Introduction to Classical Mechanics

Key Points

• Mechanics is the basis for all of physics.
  • Describes motion of objects, particles, and mechanical systems.
  • Framework of all physics based on principles of classical mechanics.
  • Conservation of energy and momentum are central.

Simple Systems and Evolution of States

• Simplified systems to understand principles general to nature.
• Imaginary stroboscopic world: time evolves in intervals (e.g., 1-second beats).
• System configurations: heads or tails.
• Phase Space: Describes all possible states of a system.
  • Phase space for coin: two states (heads and tails).
  • Laws of nature determine how systems evolve from one interval to the next.
  • Deterministic laws: Knowing one state predicts future states.

Examples of Deterministic Laws

1. Consistency of State: Stays the same (heads -> heads).
2. Alternating States: Heads goes to tails and vice versa.

Generalization to Multiple States

• Example: Die with six states.
  • Variety of laws: sequential, cyclic, complex configurations.
  • Deterministic and reversible laws.

Non-allowable Laws in Classical Physics

1. Irreversible Laws: Can’t determine past states from current state.
2. Non-deterministic Laws: Multiple possible next states from one state.

Conservation Laws and Information Conservation

• Configuration conservation signifies a conservation law.
• Information conservation: Knowledge of current state predicts both the past and future states.
• Key Principle: One incoming and one outgoing arrow per state in phase space.

Continuous Systems and Position-Velocity Relationships

• In continuous physics, knowing position is insufficient; velocity is needed.
• Phase space: Two axes (position and velocity).
• Newton’s equations of motion: F = ma (Mass times acceleration).
  • Second-order equations: Need position and velocity to predict future motion.
  • Illustrated with simple equations and derivatives.

Practical Determinism vs.

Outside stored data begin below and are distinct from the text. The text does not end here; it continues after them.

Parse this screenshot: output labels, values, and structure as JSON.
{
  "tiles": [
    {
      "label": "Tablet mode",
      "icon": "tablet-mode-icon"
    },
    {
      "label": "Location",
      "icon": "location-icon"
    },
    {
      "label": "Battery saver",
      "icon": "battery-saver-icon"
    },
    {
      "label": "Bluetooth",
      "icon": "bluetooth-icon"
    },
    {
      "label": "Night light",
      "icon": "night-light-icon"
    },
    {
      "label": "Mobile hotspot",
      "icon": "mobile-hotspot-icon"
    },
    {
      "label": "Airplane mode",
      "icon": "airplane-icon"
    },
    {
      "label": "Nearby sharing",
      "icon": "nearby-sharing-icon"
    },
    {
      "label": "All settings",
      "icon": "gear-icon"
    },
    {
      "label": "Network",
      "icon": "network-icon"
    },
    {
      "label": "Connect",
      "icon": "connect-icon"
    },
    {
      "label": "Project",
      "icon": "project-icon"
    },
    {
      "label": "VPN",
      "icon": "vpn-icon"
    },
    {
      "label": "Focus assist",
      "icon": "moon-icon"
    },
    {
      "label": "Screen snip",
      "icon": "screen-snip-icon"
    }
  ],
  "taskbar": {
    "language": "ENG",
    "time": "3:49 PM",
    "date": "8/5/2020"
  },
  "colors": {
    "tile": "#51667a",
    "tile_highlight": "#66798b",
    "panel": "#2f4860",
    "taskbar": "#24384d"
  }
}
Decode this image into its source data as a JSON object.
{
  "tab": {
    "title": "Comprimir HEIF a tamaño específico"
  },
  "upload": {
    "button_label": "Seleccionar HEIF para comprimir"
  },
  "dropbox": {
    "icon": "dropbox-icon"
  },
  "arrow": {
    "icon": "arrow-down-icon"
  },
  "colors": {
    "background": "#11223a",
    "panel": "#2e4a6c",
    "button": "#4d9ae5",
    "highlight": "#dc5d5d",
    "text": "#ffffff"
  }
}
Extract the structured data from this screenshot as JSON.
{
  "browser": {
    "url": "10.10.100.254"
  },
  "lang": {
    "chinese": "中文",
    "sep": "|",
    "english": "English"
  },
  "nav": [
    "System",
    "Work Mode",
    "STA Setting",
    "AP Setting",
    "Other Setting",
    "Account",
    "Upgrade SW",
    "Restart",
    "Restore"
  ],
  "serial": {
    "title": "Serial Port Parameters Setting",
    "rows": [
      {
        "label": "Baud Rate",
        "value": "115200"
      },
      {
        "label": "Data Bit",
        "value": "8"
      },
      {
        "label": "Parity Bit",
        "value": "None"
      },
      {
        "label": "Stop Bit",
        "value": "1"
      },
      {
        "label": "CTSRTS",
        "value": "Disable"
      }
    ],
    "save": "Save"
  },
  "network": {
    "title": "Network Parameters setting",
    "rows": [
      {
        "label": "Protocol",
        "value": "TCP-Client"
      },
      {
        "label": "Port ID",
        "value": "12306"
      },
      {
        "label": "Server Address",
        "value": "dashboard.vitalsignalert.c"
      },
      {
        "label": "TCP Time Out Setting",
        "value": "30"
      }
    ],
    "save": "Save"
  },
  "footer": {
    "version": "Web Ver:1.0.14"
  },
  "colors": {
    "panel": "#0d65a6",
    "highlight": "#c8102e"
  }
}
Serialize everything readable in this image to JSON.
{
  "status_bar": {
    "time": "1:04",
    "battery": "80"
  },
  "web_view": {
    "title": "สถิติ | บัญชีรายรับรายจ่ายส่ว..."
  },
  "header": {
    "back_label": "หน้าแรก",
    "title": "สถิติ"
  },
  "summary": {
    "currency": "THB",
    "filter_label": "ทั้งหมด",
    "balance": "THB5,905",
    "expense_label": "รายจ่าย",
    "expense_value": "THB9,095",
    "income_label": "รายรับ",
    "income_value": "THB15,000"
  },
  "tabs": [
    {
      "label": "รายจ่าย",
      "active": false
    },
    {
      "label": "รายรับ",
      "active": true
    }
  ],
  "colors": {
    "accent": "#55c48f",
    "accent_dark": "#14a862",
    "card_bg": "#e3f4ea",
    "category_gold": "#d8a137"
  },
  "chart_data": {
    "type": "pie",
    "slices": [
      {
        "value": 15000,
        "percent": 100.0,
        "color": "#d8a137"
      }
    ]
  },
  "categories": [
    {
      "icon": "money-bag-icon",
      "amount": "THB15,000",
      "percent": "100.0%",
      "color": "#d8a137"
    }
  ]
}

Theoretical Determinism

• Practical limitations in predicting due to imprecision in real-world measurements.
• Chaotic systems: Sensitivity to initial conditions.

Summary

• Classical mechanics deals with deterministic systems where knowledge of current states can map future and past states.
• Configuration space: Set of all necessary states to determine subsequent motion in deterministic equations.
• Continuous systems require more detailed phase spaces.

Remember, classical mechanics principles help derive predictable outcomes but are bound by the precision of initial state measurements, especially for complex or chaotic systems.